Individual shoppers perusing the Tropical Clay website will find choices from a small, fish-shaped dish for $12 all the way up to a hand-carved Heliconia lamp at $525.
The everything-in-between includes small bowl sets in anthurium, plumeria and hibiscus shapes, mugs, an Asian-inspired line including ramen bowls, banana- and palm-leaf patterned platters, plates, bathroom accessories, trivets and Hawaii-themed Kalikimaka ornaments, among many other items.
The small business was started in 1980 by Steve Nadalin, “and I came over in ’83,” said Mario Mortara, now the owner.
He and Nadalin were buddies at California State University at Long Beach who each received a degree in ceramics, “although he started as a psychology major and I started as a marine biology major,” Mortara chuckled.
The two pumped out hand-turned and hand-built ceramic ware and art pieces for craft fairs and small gallery-type shops, “and that was OK back in the 80s, we did pretty well with that,” he said.
“For a brief period through the ’90s, we were importing products from China … but it became distasteful to me,” so the operation returned to being 100 percent made in Hawaii.
Sometime in the mid- to late 1990s, Nadalin’s wife’s salon, Marsha Nadalin Salon and Spa in Kahala Mall, “was just doing so well he could not afford to stay at Tropical Clay, so I took over,” Mortara said.
From the craft fair and gallery circuit, Tropical Clay expanded its reach into retail, with the line sold at small stores around the islands and in Liberty House and, later, Macy’s.
“It seems retail is finally starting to pick up a little bit; the galleries are starting to order more,” he said.
Through the years the business grew with the addition of wholesale work.
While Mortara does have an independent sales representative that markets his business, he also drums up quite a bit of the company’s business himself.
He’ll get his portfolio of pictures of his work and pack up some smaller items “and haul them in there to talk to them about it,” making suggestions as to what pieces might sell well from the store or work well in the restaurant, as well as offering to make a prototype of something a business owner thinks they might need, he said.

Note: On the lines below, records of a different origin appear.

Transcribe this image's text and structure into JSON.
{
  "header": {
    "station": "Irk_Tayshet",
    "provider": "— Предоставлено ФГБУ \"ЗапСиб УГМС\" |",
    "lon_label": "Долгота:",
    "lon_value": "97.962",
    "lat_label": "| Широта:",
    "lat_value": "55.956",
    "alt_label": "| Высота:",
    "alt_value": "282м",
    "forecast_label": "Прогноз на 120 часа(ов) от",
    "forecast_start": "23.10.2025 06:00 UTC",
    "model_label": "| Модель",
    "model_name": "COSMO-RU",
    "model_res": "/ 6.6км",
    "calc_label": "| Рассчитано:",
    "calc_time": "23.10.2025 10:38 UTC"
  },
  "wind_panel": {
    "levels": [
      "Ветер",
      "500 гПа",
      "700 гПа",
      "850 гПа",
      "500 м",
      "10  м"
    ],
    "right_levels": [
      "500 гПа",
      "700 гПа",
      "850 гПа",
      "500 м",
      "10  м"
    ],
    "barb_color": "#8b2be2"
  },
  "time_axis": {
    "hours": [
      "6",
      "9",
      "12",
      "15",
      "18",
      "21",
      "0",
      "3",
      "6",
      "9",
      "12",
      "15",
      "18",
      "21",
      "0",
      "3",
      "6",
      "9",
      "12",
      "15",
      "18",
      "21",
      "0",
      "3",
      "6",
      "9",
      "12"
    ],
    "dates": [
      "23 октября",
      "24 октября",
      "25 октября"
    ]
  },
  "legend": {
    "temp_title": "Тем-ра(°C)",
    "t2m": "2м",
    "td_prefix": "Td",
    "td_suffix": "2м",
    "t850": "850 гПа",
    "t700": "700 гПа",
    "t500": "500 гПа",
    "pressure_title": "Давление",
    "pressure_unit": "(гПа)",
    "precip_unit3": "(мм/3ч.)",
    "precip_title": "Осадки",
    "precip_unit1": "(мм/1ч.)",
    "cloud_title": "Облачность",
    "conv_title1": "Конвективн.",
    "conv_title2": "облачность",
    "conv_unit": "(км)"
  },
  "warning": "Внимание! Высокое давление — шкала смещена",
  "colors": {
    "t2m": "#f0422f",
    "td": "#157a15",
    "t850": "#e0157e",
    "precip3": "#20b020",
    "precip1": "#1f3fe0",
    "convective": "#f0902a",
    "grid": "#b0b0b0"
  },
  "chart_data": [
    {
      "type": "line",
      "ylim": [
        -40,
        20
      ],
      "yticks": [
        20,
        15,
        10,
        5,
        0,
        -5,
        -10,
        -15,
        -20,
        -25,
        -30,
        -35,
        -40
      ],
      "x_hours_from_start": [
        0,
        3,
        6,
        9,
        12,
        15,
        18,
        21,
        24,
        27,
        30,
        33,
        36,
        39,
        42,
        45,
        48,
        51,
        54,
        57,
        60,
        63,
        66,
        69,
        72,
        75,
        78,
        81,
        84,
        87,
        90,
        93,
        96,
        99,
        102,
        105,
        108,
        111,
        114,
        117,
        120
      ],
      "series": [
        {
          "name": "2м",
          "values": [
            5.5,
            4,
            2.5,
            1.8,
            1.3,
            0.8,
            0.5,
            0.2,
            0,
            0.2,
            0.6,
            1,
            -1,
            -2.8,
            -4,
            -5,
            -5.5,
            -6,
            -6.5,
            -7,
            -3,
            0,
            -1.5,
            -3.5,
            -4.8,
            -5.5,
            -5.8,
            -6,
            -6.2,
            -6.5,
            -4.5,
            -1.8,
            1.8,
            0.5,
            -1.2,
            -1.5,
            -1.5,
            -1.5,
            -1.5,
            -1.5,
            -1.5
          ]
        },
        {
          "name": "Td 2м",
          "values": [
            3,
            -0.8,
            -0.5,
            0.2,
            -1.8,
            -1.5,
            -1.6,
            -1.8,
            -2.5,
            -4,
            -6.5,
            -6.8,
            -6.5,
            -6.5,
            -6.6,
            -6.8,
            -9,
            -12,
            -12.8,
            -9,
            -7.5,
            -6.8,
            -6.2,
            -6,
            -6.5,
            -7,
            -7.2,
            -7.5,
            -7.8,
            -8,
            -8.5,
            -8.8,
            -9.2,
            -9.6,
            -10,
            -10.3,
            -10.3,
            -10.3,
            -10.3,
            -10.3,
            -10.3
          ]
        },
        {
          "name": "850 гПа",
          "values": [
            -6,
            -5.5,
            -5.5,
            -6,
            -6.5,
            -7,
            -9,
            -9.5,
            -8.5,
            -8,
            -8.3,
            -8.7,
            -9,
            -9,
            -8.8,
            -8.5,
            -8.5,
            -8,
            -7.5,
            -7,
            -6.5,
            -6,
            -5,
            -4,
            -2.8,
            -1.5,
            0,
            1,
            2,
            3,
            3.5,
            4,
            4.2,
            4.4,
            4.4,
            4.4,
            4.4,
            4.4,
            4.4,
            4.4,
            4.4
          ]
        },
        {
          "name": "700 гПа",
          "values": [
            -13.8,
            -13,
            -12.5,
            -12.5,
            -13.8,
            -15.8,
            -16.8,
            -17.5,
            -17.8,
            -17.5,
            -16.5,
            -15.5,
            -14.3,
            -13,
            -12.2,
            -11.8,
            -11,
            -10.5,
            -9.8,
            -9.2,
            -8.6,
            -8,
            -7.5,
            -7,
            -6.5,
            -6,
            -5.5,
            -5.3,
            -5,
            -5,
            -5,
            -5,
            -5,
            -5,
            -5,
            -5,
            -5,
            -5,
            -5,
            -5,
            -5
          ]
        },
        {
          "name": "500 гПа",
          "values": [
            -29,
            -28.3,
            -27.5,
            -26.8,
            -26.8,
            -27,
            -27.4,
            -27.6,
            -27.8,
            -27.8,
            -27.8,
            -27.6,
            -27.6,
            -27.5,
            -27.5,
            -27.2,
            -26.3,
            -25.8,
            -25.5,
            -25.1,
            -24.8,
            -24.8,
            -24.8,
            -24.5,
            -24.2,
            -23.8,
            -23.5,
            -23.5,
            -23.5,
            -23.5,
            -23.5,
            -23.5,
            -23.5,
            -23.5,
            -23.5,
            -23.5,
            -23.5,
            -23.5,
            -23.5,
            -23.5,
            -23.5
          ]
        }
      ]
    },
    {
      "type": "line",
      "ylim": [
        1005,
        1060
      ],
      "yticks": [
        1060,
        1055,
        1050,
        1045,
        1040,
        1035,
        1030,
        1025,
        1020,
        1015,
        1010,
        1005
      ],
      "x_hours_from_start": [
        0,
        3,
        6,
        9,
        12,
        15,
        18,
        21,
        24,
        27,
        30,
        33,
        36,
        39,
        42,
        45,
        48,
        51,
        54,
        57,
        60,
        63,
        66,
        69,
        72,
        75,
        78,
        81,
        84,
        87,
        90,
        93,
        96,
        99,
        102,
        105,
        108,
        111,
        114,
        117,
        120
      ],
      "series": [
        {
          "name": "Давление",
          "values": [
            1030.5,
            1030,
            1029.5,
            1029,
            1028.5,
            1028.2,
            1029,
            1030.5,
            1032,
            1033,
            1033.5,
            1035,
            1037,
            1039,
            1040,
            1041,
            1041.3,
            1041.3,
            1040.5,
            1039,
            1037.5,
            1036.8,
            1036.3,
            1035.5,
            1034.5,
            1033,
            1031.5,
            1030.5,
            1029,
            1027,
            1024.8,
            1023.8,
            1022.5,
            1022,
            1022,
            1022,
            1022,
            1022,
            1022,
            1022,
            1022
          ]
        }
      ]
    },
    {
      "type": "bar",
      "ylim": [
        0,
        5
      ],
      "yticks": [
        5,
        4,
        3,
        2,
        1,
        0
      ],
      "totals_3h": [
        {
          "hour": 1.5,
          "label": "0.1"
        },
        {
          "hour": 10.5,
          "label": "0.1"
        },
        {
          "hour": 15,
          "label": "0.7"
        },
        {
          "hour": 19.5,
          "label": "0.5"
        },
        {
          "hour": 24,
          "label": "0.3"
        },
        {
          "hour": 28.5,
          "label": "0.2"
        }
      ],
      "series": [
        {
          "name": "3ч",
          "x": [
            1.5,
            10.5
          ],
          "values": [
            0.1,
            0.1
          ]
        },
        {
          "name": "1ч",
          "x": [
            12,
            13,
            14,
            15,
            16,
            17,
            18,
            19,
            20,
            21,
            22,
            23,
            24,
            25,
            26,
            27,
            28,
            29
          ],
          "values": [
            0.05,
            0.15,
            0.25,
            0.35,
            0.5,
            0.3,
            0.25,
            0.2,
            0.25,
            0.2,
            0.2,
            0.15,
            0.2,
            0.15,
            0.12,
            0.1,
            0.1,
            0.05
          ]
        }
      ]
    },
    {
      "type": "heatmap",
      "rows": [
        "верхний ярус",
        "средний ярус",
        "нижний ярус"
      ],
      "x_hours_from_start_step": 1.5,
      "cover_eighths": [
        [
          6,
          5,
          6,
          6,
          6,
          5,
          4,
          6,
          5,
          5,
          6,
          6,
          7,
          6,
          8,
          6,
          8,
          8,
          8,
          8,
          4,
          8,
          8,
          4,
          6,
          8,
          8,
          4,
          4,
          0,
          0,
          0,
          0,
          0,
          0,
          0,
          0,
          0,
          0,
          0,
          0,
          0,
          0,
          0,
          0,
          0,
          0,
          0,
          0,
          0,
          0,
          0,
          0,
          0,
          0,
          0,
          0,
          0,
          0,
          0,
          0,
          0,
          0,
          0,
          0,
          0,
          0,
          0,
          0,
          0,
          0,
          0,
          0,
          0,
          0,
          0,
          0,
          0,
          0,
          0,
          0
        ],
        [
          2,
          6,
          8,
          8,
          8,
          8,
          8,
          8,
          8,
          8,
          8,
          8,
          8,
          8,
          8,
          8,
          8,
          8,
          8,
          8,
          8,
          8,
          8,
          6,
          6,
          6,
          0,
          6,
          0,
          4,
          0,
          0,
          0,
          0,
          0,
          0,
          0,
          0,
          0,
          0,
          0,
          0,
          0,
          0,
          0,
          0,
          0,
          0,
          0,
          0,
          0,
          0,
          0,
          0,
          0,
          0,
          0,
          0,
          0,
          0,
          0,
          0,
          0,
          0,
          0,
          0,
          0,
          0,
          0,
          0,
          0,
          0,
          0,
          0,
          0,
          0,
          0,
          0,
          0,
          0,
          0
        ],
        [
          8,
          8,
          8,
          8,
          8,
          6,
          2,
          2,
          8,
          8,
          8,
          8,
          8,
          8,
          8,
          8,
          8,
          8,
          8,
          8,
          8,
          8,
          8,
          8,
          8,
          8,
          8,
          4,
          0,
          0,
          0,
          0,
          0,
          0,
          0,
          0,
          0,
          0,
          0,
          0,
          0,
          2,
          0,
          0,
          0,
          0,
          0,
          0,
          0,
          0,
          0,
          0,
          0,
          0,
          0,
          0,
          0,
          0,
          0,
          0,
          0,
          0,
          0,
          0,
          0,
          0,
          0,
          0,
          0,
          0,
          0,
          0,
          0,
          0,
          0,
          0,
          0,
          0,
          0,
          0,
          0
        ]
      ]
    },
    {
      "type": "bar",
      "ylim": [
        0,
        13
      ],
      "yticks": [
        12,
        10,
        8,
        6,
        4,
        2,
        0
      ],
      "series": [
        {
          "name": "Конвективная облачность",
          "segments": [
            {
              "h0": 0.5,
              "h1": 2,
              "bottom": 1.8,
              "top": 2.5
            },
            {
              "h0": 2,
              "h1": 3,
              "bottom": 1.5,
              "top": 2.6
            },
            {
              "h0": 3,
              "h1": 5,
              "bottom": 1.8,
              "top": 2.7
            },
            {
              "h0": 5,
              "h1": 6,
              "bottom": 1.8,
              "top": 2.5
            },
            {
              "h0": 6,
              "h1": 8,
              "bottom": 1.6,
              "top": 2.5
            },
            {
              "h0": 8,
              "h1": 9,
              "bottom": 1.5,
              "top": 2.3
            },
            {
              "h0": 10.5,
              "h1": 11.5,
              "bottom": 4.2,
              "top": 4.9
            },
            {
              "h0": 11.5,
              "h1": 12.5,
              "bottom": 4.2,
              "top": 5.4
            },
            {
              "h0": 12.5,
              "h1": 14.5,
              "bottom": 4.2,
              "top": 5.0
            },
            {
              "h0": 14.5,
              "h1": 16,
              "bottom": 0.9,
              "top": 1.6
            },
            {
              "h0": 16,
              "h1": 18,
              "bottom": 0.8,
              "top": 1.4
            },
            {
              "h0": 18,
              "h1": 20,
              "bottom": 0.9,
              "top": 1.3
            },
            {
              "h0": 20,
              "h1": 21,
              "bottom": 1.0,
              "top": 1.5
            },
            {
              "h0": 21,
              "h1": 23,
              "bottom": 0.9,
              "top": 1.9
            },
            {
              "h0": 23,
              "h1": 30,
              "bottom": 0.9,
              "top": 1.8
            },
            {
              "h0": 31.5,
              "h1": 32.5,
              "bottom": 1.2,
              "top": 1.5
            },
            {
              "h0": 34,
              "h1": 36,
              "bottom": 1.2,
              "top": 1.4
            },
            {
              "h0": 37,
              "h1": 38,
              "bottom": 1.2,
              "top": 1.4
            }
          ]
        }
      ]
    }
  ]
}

The company has created planters for Koolau Farmers nursery stores, dinnerware for restaurants including Mama’s Fish House on Maui and Gyotaku Japanese restaurants on Oahu, as well as what he called “amenity” products for the hospitality industry, such as the Four Seasons Resorts on Lanai and Lawai Beach Resort on Kauai.
“Amenity stuff for in the rooms, or common areas, like planters, water carafes, things like that,” Mortara explained.
The company does custom lamps and custom dinner ware for large wholesale clients such as hotels, restaurants and companies ordering say, 300 custom coffee mugs, but also has individual clients who place custom orders. A wholesale order for 200 dinner plates, for instance, can take three weeks to a month to finish, “with my backlog,” he said.
He believes Tropical Clay is best known for its colors — 70 colors are used for its lines of ceramics.
Custom orders also can be small, such as those he’s taken for commemorative wedding plates, birth announcement plates or farewell plates, like those he has made for groups of Navy wives clubs when a member’s spouse gets permanent-change-of-station orders.
Ceramic pieces made at Tropical Clay are hand-thrown on a potter’s wheel, hand-built, or cast in molds.
Usually Mortara and his wife, Hozumi, crank out the ceramics themselves, but get help from recently hired veteran Christopher Richmond two days a week.